Un via emozionante tra ali di folla e una finale incredibile con ribaltone di classifica a Saluzzo, conclusione del Giro d’Italia Women 2026, che ha visto vincitrice di tappa, a mani alzate al traguardo in via Circonvallazione, Elisa Longo Borghini, seguita al secondo posto da Niamh Fisher-Black e al terzo da Antonia Niedermaier.

La neerlandese Demi Vollering è salita sul podio più alto del Giro femminile 2026, strappando la maglia rosa alla connazionale, leader di classifica, Anna Van Der Breggen proprio nella Saluzzo- Saluzzo, 145 km, che si sono rivelati terreno di sorprese e dove è stata decisiva la salita sulla Colletta di Brondello.

In seconda posizione nel Giro Women la tedesca Antonia Niedermaier e al terzo posto Anna Van Der Breggen.

Le premiazioni, con la consegna dei trofei e delle maglie da parte di autorità, organizzatori Rcs e sponsor, sono avvenuti nell’area antistante il main sponsor dell’evento saluzzese dell'anno: eViso, la cui sede, il Center of Collective Intelligence, in corso Luigi Einaudi, illuminato di rosa, ha accolto la direzione di gara e la sala stampa della manifestazione, supportando il coordinamento logistico della giornata in partnership con il comitato di tappa locale costituito dall’Associazione EPT – Eventi, Persone, Territorio.

Lucia Fracassi, amministratrice delegata di eVISO: “La valorizzazione del territorio ha sempre fatto parte del dna dell’azienda, come l’essere presente quando ci sono eventi importanti.

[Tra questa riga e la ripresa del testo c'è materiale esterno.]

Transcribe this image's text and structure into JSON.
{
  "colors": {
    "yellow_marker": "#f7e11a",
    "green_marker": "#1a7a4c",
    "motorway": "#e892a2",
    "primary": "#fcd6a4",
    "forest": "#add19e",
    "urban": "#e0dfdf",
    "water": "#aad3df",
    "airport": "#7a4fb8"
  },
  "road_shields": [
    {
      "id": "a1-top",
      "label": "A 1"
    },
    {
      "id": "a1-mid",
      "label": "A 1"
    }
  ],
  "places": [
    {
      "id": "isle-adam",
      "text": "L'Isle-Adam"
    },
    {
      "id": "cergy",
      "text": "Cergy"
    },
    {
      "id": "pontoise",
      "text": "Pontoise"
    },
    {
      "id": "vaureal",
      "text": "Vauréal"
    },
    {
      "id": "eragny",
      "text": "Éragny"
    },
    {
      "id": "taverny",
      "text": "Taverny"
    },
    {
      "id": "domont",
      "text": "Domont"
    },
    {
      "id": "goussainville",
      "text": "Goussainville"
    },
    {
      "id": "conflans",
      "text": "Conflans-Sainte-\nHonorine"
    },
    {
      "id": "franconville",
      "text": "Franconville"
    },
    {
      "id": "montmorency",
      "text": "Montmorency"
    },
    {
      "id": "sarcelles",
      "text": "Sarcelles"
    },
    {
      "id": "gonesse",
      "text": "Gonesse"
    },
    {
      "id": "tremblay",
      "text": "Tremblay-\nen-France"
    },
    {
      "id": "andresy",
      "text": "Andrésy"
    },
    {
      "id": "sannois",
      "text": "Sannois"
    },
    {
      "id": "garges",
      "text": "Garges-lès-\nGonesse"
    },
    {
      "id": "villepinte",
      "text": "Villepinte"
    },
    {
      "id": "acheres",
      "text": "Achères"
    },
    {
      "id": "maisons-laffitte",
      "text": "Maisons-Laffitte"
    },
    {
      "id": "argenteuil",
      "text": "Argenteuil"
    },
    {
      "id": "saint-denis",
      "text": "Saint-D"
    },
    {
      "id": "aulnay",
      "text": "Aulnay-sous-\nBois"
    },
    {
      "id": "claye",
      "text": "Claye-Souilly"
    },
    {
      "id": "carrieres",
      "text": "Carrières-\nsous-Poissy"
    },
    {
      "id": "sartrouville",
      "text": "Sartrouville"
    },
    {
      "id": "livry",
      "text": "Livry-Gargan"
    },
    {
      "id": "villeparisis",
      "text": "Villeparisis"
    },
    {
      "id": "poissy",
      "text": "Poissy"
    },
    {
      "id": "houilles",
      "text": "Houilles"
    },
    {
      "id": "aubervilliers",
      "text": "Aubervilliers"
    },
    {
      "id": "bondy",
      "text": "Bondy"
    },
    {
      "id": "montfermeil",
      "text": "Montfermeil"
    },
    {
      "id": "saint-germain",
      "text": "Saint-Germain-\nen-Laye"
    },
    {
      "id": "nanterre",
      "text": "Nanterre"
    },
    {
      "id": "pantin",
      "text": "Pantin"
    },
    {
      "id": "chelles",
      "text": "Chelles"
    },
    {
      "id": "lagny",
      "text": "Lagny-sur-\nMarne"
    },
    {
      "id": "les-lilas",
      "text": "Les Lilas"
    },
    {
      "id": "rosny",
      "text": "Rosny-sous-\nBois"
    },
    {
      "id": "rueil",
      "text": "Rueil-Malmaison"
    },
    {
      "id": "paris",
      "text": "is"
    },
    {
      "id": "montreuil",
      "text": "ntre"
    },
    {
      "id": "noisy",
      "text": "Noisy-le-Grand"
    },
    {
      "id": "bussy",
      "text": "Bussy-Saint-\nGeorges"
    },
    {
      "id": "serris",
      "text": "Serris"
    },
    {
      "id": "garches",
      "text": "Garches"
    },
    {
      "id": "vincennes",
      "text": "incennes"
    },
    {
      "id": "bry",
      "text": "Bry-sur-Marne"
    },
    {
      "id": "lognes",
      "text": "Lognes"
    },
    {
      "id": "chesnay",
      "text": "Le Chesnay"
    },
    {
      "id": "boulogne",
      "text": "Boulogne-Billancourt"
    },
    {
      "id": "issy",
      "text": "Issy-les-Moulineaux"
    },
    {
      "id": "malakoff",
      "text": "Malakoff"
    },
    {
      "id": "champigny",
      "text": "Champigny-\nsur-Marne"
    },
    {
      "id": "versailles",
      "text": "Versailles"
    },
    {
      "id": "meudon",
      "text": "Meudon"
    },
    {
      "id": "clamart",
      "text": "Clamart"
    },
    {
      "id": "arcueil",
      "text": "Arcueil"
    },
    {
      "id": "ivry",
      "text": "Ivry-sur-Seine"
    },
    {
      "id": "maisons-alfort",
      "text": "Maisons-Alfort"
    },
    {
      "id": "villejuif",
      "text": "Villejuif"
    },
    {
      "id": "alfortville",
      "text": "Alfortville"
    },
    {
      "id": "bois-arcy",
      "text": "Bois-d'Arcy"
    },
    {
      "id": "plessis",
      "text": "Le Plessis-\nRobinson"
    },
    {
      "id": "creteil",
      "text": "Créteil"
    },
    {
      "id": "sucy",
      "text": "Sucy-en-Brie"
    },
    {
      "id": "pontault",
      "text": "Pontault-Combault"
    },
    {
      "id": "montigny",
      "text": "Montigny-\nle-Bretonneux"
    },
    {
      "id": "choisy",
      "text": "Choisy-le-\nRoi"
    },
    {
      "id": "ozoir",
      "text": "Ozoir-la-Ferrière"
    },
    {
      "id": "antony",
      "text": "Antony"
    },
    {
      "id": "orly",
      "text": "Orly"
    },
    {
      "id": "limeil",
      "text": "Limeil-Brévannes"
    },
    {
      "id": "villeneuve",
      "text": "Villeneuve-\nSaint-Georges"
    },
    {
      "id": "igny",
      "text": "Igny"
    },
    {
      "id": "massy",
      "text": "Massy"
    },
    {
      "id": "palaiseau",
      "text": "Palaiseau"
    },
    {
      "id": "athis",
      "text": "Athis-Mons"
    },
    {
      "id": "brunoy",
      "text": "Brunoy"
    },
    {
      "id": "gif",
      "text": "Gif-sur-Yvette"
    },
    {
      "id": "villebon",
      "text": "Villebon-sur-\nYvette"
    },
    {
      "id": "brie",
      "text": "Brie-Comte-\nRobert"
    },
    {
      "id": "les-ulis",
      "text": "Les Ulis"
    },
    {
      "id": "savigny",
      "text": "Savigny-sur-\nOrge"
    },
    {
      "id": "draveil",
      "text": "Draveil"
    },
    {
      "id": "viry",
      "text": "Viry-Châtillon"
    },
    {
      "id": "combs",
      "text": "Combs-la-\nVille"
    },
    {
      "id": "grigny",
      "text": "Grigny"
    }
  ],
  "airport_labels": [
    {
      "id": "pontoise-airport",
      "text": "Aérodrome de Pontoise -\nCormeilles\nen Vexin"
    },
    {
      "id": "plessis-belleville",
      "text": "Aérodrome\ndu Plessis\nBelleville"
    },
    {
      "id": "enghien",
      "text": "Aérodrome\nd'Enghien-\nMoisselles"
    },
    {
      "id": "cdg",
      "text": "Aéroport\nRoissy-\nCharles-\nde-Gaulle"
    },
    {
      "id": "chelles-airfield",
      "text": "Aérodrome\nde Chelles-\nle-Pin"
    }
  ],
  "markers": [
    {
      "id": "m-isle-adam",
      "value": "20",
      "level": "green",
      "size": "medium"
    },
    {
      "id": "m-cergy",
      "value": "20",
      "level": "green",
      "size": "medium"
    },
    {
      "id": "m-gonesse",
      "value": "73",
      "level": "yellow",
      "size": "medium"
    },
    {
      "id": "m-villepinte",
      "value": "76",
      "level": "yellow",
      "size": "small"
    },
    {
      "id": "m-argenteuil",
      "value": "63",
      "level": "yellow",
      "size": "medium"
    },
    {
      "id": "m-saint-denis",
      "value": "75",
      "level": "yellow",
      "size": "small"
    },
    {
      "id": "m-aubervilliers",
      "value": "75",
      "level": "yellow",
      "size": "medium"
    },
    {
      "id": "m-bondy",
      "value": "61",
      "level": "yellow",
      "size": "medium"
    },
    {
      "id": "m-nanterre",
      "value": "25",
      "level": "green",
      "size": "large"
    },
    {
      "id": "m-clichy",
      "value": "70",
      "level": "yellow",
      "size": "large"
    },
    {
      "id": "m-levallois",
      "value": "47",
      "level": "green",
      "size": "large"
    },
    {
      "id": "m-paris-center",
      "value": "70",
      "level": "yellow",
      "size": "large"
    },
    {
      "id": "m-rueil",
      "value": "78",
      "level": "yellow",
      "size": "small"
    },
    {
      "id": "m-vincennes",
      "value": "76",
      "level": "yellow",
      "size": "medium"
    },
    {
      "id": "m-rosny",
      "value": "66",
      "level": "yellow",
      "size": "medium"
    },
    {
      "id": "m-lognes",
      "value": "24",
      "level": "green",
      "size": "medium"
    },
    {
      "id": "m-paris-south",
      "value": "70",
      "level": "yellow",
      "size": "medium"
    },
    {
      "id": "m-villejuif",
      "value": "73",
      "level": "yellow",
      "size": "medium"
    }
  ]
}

Quando abbiamo saputo della possibilità di avere la tappa a Saluzzo ci siamo dati da fare con le istituzioni e le organizzazioni per capire come fare a creare ancora più comunità e portare valore in questo territorio in cui siamo cresciuti.
La manifestazione di interessi è andata oltre le aspettative, mettendo al centro la voglia di fare cose insieme, di mettersi in gioco, di tirar fuori energia per raggiungere questo obiettivo".
A maggior ragione per una manifestazione come il Giro Women aggiunge l’AD.
“Noi crediamo moltissimo nella valorizzazione delle donne, il 62% delle persone in azienda è di genere femminile. E, quando nasce un bambino, qui è una festa. Abbiamo sempre appoggiato tantissimo la maternità, anche con iniziative concrete in denaro per i genitori. Quindi ci crediamo ed avere il Giro Rosa, ha voluto dire combinare attenzione al territorio, celebrare la tappa rosa che è “donna” e uno sport della Federazione Ciclistica Italiana, a contatto con una comunità sportiva numerosa, radicata su tutto il territorio nazionale.
Il ciclismo è uno sport che parla il linguaggio della performance, della fatica, del coraggio, della determinazione e dell’energia: valori che noi in eViso usiamo tutti i giorni”.

Tra i servizi dell’azienda c’è anche eVISO GIRO: la prima energy app che trasforma l’attività fisica in uno sconto diretto sulla bolletta della luce.

La Maglia Rosa 2026 e il trofeo Infinito sono andati a Demi Vollering, la Maglia Rossa, la maglia delle velociste e che premia la classifica a punti è andata alla peveragnese Elisa Balsamo ( premiata dall'assessore regionale Gallo) portacolori della Lidl Trek, entusiasta della tappa saluzzese, che nel giro partito da Cesenatico il 30 maggio, ha indossato per tre giorni la maglia rosa.

La Maglia Azzurra, che incorona la migliore scalatrice della competizione è andata ancora a Demi Vollering, mentre la Maglia Bianca, delle giovani under 23 con il miglior tempo complessivo, l’ha indossata Isabella Holmgren della Lidl Trek.